The Ward
États-Unis, 2010
De John Carpenter
Scénario : Michael Rasmussen, Shawn Rasmussen
Avec : Amber Heard
Photo : Yaron Orbach
Musique : Mark Kilian
Durée : 1h28
Un asile pour jeunes femmes est frappé par les apparitions meurtrières du fantôme d'une ex internée.
L'HOMME QUI N'ÉTAIT PAS LA
Cruelle ironie: à l'heure où se succèdent en salles les remakes (généralement tristes) de ses chefs d'œuvre, John Carpenter n'aura pas droit à une sortie au cinéma en France pour son dernier long métrage, The Ward. Cela faisait dix ans que le retour de Carpenter était plus qu'attendu, espéré. Les retrouvailles sont à la fois un plaisir (l'apparition du John Carpenter's au générique de début fera frémir n'importe quel fan de The Thing, Fog ou Prince des ténèbres) et... une souffrance. Car on ne peut s'empêcher, en voyant The Ward, de penser que l'envie n'y est peut-être plus vraiment. Ni scénariste, ni auteur de la bande son, Carpenter semblait de toute façon en retrait sur ce projet. Ça se confirme au visionnage de ce nouveau long métrage.
Il y a deux films dans The Ward. Il y a d'abord celui de l'absence, celle de Carpenter. Oui, le scope est là, oui, certains motifs de ses terreurs, de prison en paranoïa, sont également au programme. Mais, globalement, pour un cinéaste dont on n'attend que le meilleur (le sympathique Ghosts of Mars avait été chahuté alors qu'il est loin de s'agir de son pire film), c'est là bien peu de choses. The Ward souffre d'un manque de personnalité, la faute en partie au scénario pondu par Michael & Shawn Rasmussen, petit bras, lancé sur l'autoroute du déjà-vu. Mais la faute aussi à un emballage un peu timoré. On a déjà vu Carpenter, sur des projets très modestes (comme le téléfilm Meurtre au 43eme étage), s'en tirer avec un certain panache, avec, surtout, l'argument de l'œuvre de jeunesse comme circonstance atténuante. The Ward se complait ici ou là dans ses automatismes, à l'image de vilains jump-scares indignes de l'idée du cinéma d'horreur portée par l'œuvre entière du cinéaste. Il y a pourtant un autre film derrière tout ça. Celui servi par l'élégance classique de sa mise en scène, dénuée, hormis les jump-scares précités, d'effets vulgaires - voir le dernier Carpenter n'est pas voir le dernier Argento ou autre terne téléfilm. Une direction d'acteur efficace également: Amber Heard, déjà magnétique dans le superbe All the Boys Love Mandy Lane, fait une femme de tête charismatique, l'actrice se dépatouillant avec un talent évident d'un rôle pas très bien écrit. A l'image de son dénouement, ce The Ward-là est ludique et inconséquent. Film bière-pizza. Il y a certainement plus infamant, il y a plus excitant aussi.

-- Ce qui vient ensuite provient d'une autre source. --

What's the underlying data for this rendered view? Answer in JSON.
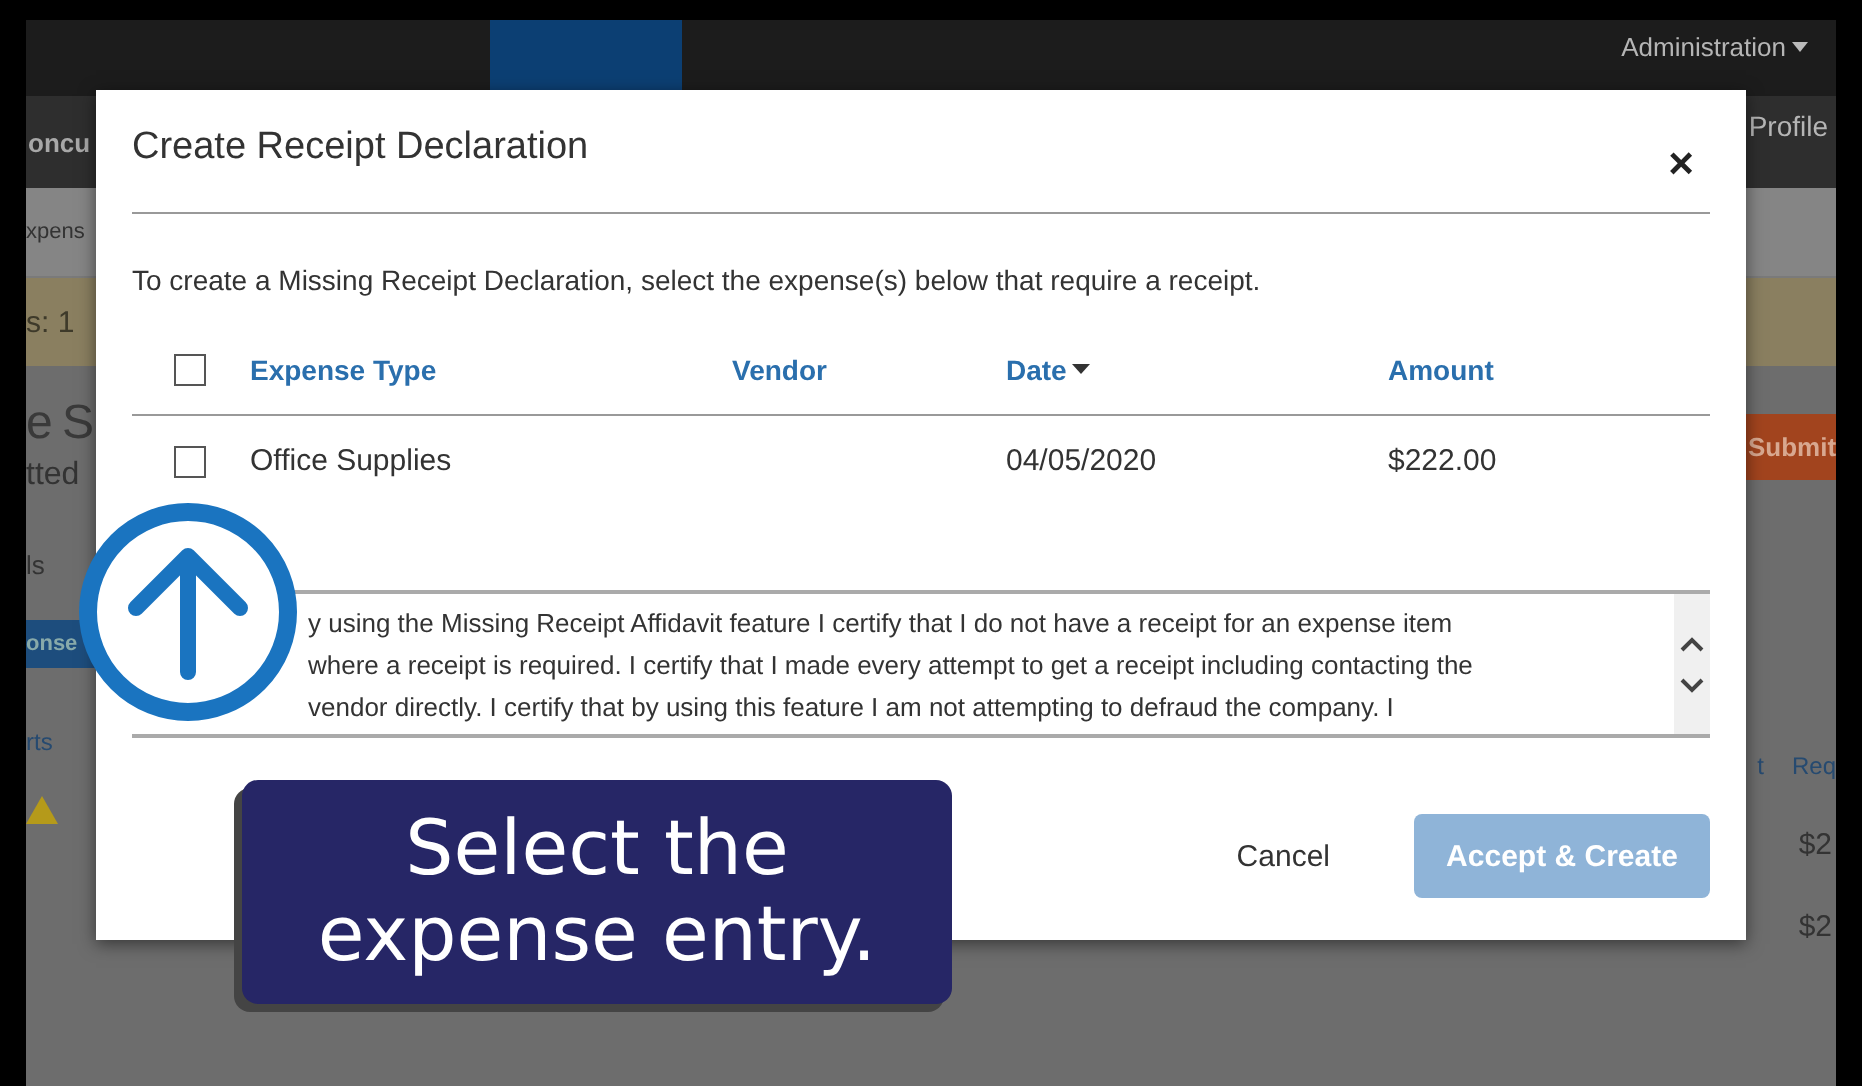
{
  "background": {
    "admin_menu": "Administration",
    "profile_link": "Profile",
    "logo": "oncu",
    "tab": "xpens",
    "count": "s: 1",
    "report_title": "e S",
    "report_status": "tted",
    "details_menu": "ls",
    "section_tab": "onse",
    "submit_button": "Submit",
    "columns": [
      "rts",
      "t",
      "Req"
    ],
    "amounts": [
      "$2",
      "$2"
    ]
  },
  "modal": {
    "title": "Create Receipt Declaration",
    "close": "×",
    "instruction": "To create a Missing Receipt Declaration, select the expense(s) below that require a receipt.",
    "select_all": {
      "checked": false
    },
    "columns": [
      {
        "label": "Expense Type",
        "sorted": false
      },
      {
        "label": "Vendor",
        "sorted": false
      },
      {
        "label": "Date",
        "sorted": true
      },
      {
        "label": "Amount",
        "sorted": false
      }
    ],
    "rows": [
      {
        "checked": false,
        "expense_type": "Office Supplies",
        "date": "04/05/2020",
        "amount": "$222.00"
      }
    ],
    "affidavit": [
      "y using the Missing Receipt Affidavit feature I certify that I do not have a receipt for an expense item",
      "where a receipt is required. I certify that I made every attempt to get a receipt including contacting the",
      "vendor directly. I certify that by using this feature I am not attempting to defraud the company. I"
    ],
    "buttons": [
      {
        "kind": "link",
        "label": "Cancel",
        "disabled": false
      },
      {
        "kind": "primary",
        "label": "Accept & Create",
        "disabled": true
      }
    ]
  },
  "callout": {
    "text": "Select the expense entry."
  }
}
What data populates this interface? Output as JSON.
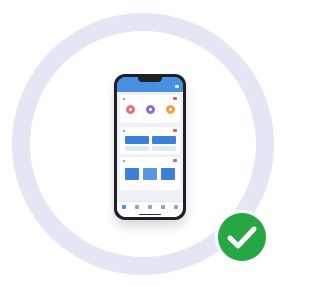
{
  "colors": {
    "ring": "#e4e6f6",
    "phone_frame": "#1f1f24",
    "app_header": "#4a90e2",
    "accent_blue": "#3d7fd9",
    "check_green": "#27a744",
    "circle_pink": "#e86c7a",
    "circle_purple": "#8a6ad9",
    "circle_orange": "#f2a13c"
  },
  "icons": {
    "badge": "check-circle-icon",
    "tabs": [
      "home-icon",
      "list-icon",
      "chart-icon",
      "doc-icon",
      "user-icon"
    ]
  },
  "phone": {
    "header": {
      "title": ""
    },
    "sections": [
      {
        "title": "",
        "buttons": [
          {
            "label": "",
            "color": "#e86c7a"
          },
          {
            "label": "",
            "color": "#8a6ad9"
          },
          {
            "label": "",
            "color": "#f2a13c"
          }
        ]
      },
      {
        "title": "",
        "tiles": [
          {
            "label": ""
          },
          {
            "label": ""
          }
        ]
      },
      {
        "title": "",
        "tiles": [
          {
            "label": ""
          },
          {
            "label": ""
          },
          {
            "label": ""
          }
        ]
      }
    ],
    "tabbar": [
      {
        "label": ""
      },
      {
        "label": ""
      },
      {
        "label": ""
      },
      {
        "label": ""
      },
      {
        "label": ""
      }
    ]
  }
}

Le même jour, en compétition au PIFFF, était présenté le somptueux The Innkeepers de Ti West, déjà repéré avec House of the Devil. Sortie prévue en vidéo en fin d'année aux États-Unis. Probablement la même chose chez nous. Cette nouvelle-là, au sujet d'un jeune cinéaste qui, avec ses deux derniers films, se situe aux avant-postes du genre, est peut-être plus triste encore que l'absence, regrettable certes, du dernier Carpenter en salles.